The Capitalist Investor - Episode 137

Do you believe in coincidences? How attached are you to textbook definitions? This week, Derek, Luke, and Tony talk about politicians and corporations buying time – or perhaps pitching lies. As we approach the second quarter GDP reading, the White House quickly adjusted the concrete definition of a recession to soften the administration’s blow, meanwhile companies are holding back a bit of the blunt truth on their earnings calls. The guys also touch a bit on the latest insider trading hint in the House of Representatives and Nancy Pelosi’s husband’s stock buying game. Episode #137 of “The Capitalist Investor,” is about calling out the nonsense unfolding from those we should all hold accountable. 

Outline of this Episode:

  • [2:00] Recession; defined as…
  • [10:50] Earning season visions
  • [16:35] Insider Trading on Capitol Hill

The White House vs. Webster’s Dictionary

As we have all been taught, a recession is defined by a period of temporary economic decline in which GDP – trade and industrial activity – is negative for two consecutive quarters. Or in relation to recent news coming from the White House, was defined as. 

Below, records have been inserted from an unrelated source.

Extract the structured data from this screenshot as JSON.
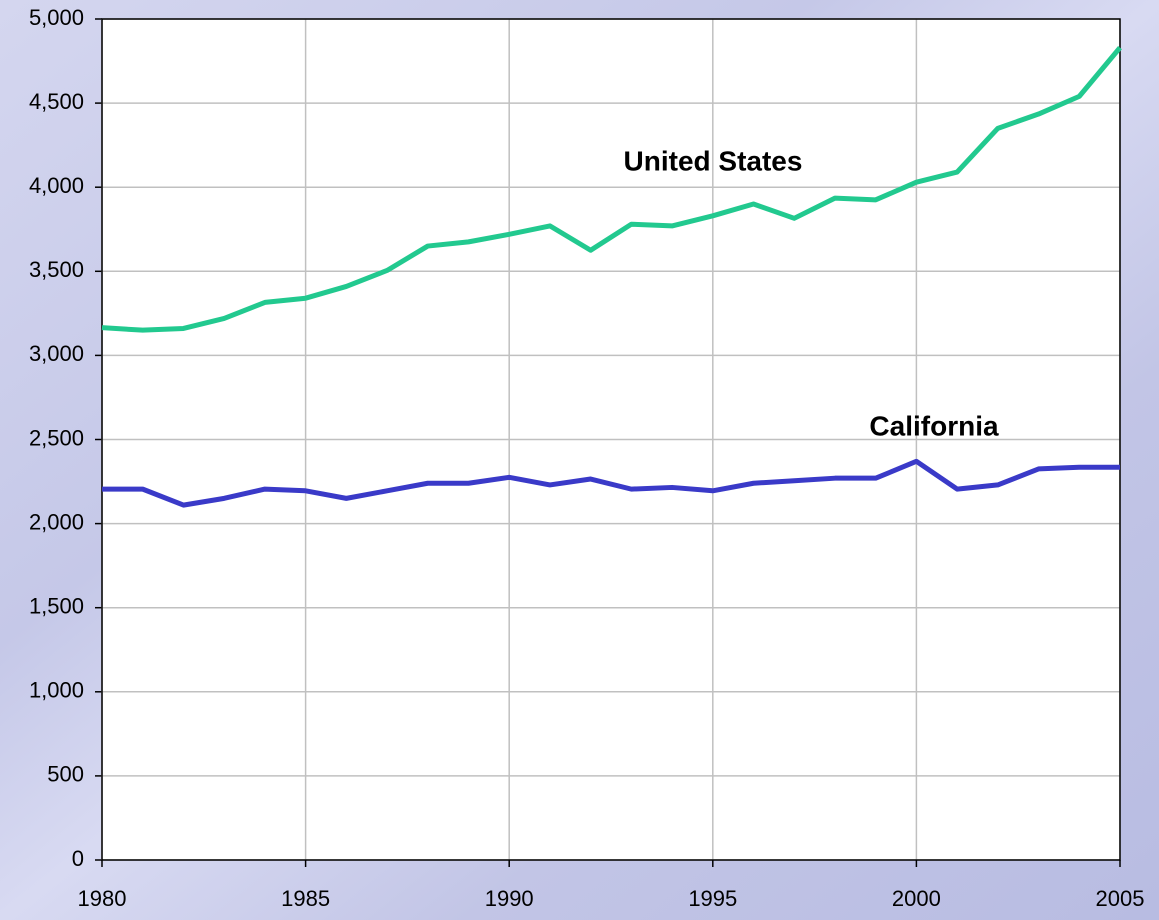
{
  "chart_data": {
    "type": "line",
    "x": [
      1980,
      1981,
      1982,
      1983,
      1984,
      1985,
      1986,
      1987,
      1988,
      1989,
      1990,
      1991,
      1992,
      1993,
      1994,
      1995,
      1996,
      1997,
      1998,
      1999,
      2000,
      2001,
      2002,
      2003,
      2004,
      2005
    ],
    "series": [
      {
        "name": "United States",
        "color": "#22c98f",
        "values": [
          3165,
          3150,
          3160,
          3220,
          3315,
          3340,
          3410,
          3505,
          3650,
          3675,
          3720,
          3770,
          3625,
          3780,
          3770,
          3830,
          3900,
          3815,
          3935,
          3925,
          4030,
          4090,
          4350,
          4435,
          4540,
          4830
        ]
      },
      {
        "name": "California",
        "color": "#3a3ac8",
        "values": [
          2205,
          2205,
          2110,
          2150,
          2205,
          2195,
          2150,
          2195,
          2240,
          2240,
          2275,
          2230,
          2265,
          2205,
          2215,
          2195,
          2240,
          2255,
          2270,
          2270,
          2370,
          2205,
          2230,
          2325,
          2335,
          2335
        ]
      }
    ],
    "xlim": [
      1980,
      2005
    ],
    "xticks": [
      1980,
      1985,
      1990,
      1995,
      2000,
      2005
    ],
    "ylim": [
      0,
      5000
    ],
    "yticks": [
      0,
      500,
      {
        "value": 1000,
        "label": "1,000"
      },
      {
        "value": 1500,
        "label": "1,500"
      },
      {
        "value": 2000,
        "label": "2,000"
      },
      {
        "value": 2500,
        "label": "2,500"
      },
      {
        "value": 3000,
        "label": "3,000"
      },
      {
        "value": 3500,
        "label": "3,500"
      },
      {
        "value": 4000,
        "label": "4,000"
      },
      {
        "value": 4500,
        "label": "4,500"
      },
      {
        "value": 5000,
        "label": "5,000"
      }
    ],
    "grid": true
  }
}
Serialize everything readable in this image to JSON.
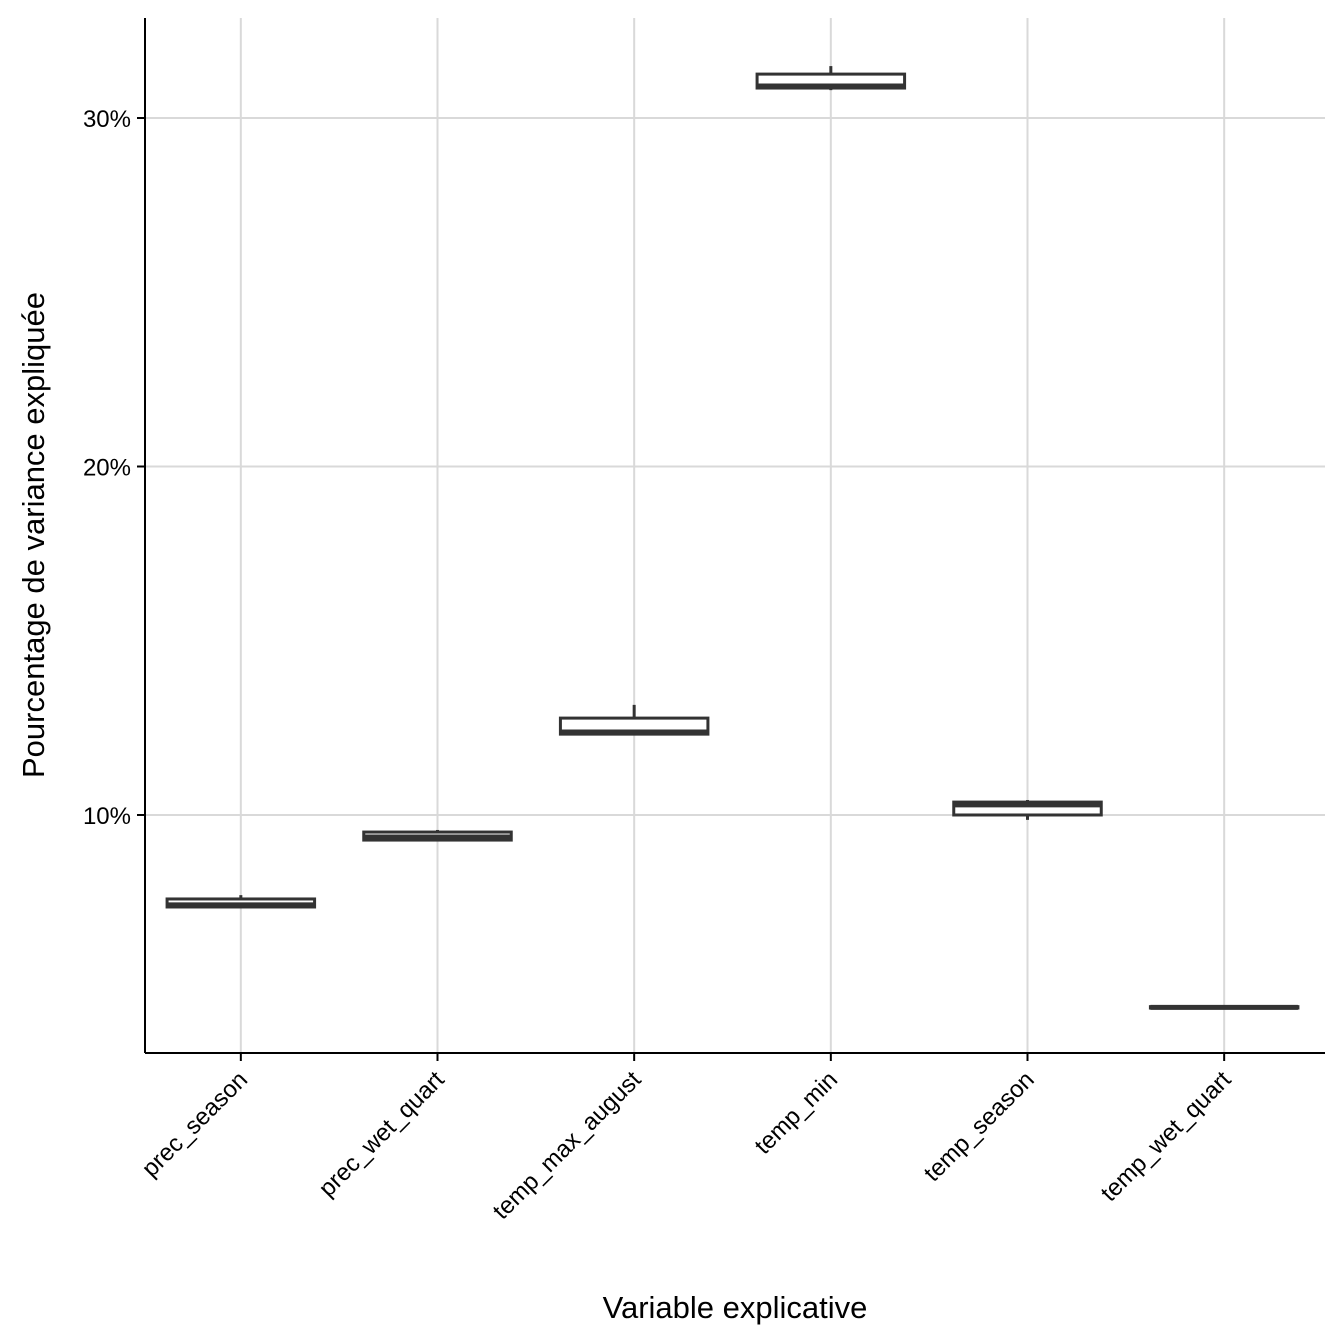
{
  "chart_data": {
    "type": "boxplot",
    "xlabel": "Variable explicative",
    "ylabel": "Pourcentage de variance expliquée",
    "ylim": [
      3.17,
      32.87
    ],
    "yticks": [
      10,
      20,
      30
    ],
    "ytick_labels": [
      "10%",
      "20%",
      "30%"
    ],
    "grid": true,
    "categories": [
      "prec_season",
      "prec_wet_quart",
      "temp_max_august",
      "temp_min",
      "temp_season",
      "temp_wet_quart"
    ],
    "boxes": [
      {
        "min": 7.36,
        "q1": 7.36,
        "median": 7.42,
        "q3": 7.59,
        "max": 7.7
      },
      {
        "min": 9.28,
        "q1": 9.28,
        "median": 9.37,
        "q3": 9.51,
        "max": 9.57
      },
      {
        "min": 12.32,
        "q1": 12.32,
        "median": 12.38,
        "q3": 12.78,
        "max": 13.16
      },
      {
        "min": 30.8,
        "q1": 30.86,
        "median": 30.92,
        "q3": 31.26,
        "max": 31.49
      },
      {
        "min": 9.86,
        "q1": 10.0,
        "median": 10.29,
        "q3": 10.37,
        "max": 10.43
      },
      {
        "min": 4.46,
        "q1": 4.46,
        "median": 4.48,
        "q3": 4.5,
        "max": 4.5
      }
    ],
    "colors": {
      "box": "#333333",
      "grid": "#d9d9d9",
      "fill": "#ffffff"
    }
  }
}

This past week, the White House stipulated that everything from Economics 101 can be thrown out and that a recession is not defined by two negative quarters of GDP. Instead, they said a recession must be defined holistically, looking at the overall picture of the economy instead. 

But our definition still stands despite the White House trying to defend itself against the reality of impending recession headlines. It doesn’t surprise us at all that they would try to rearrange the meaning of a recession – we knew it was coming. 

The way we look at it is we are in a recession. Although we haven’t heard the technical announcement yet, it could come at the end of this week when the second quarter GDP reading is announced. 

Whether it’s negative or not – our economy is still in trouble. More and more people can’t afford household expenses. Wages cannot keep up with surging prices. When wages are going up less than the rate of inflation, spending will continue to get cut. And when it does, it’s going to cut in GDP since 70 percent of our GDP is based on the things we spend on. 

Maybe the White House’s definition change is based on the argument that generally, recessions differ throughout history and different things happened every time we were in one. Sure, the labor market is still holding on, but still, the definition of a recession is what it always has been: a two-quarter decline in GDP. 

How will the market react based on the Fed’s anticipated actions?

Let’s say somehow, there’s a positive reading tomorrow and, we aren’t technically in a recession – what does that tell the Federal Reserve? 

Our prediction is that it would tell them we have a lot of leeway, some room, and motivation to continue to hike interest rates aggressively to cool down the demand of the economy. 

On the other hand, if we get a negative reading, the Fed may lessen interest rate hikes or lower them again. That could cause the market to blow up and increase significantly because obviously everyone is looking for that. It would mean that demand is falling, people are spending less, and feeling the pain. 

But the reaction to lessening interest rates will only be surface level good news. If you read between the lines, what it really means is that the economy isn’t strong enough. They would be slowing down because they hiked too far, too quickly, and we couldn’t handle that. 

No matter what the Fed does, it’s hard to predict the outcomes and even harder to feel great about them. It’s almost a lose-lose situation. In all cases, the band-aid will be ripped off, and we all know that always hurts. 

Are companies just trying to buy time in their earnings calls?

We can talk about formal and technical definitions all we want, but after this week’s earnings reports, it’s hard to ignore the fact that some businesses are struggling and preparing for what’s to come. 

Walmart recently reported that they are missing their revenue goals and taking some of the optimism off the table. It makes sense though. The majority of Walmart spenders are middle to lower class Americans – the people who are directly feeling most of the pain right now and struggling to make ends meet. Walmart is where they go to buy all their household necessities and food – they can’t afford to take a trip down discretionary aisles. The company’s earnings are just reflecting that.  

Earnings tell us a lot. But what’s most frustrating is all the head-fakes and reactions that people often jump to and get ahead of themselves with. 
Tech companies like Microsoft and Google also shared their reports, and even those companies missed their top and bottom lines and billions in revenue. But still, they continue to guide their earnings up for the future and hold optimistic beliefs. 

But that can get ugly for them, the same way that guiding down would do. Setting high or low bars for earnings can drive the market to act drastically. Companies need to stick to the middle ground and remain balanced. They need to be honest about the visions they foresee without moving people towards a crash or without attempting to buy time and make up for their losses. 

Overall, what the market needs is time to re-regulate without interference. The free market works best when it works on its own to sift through the clutter.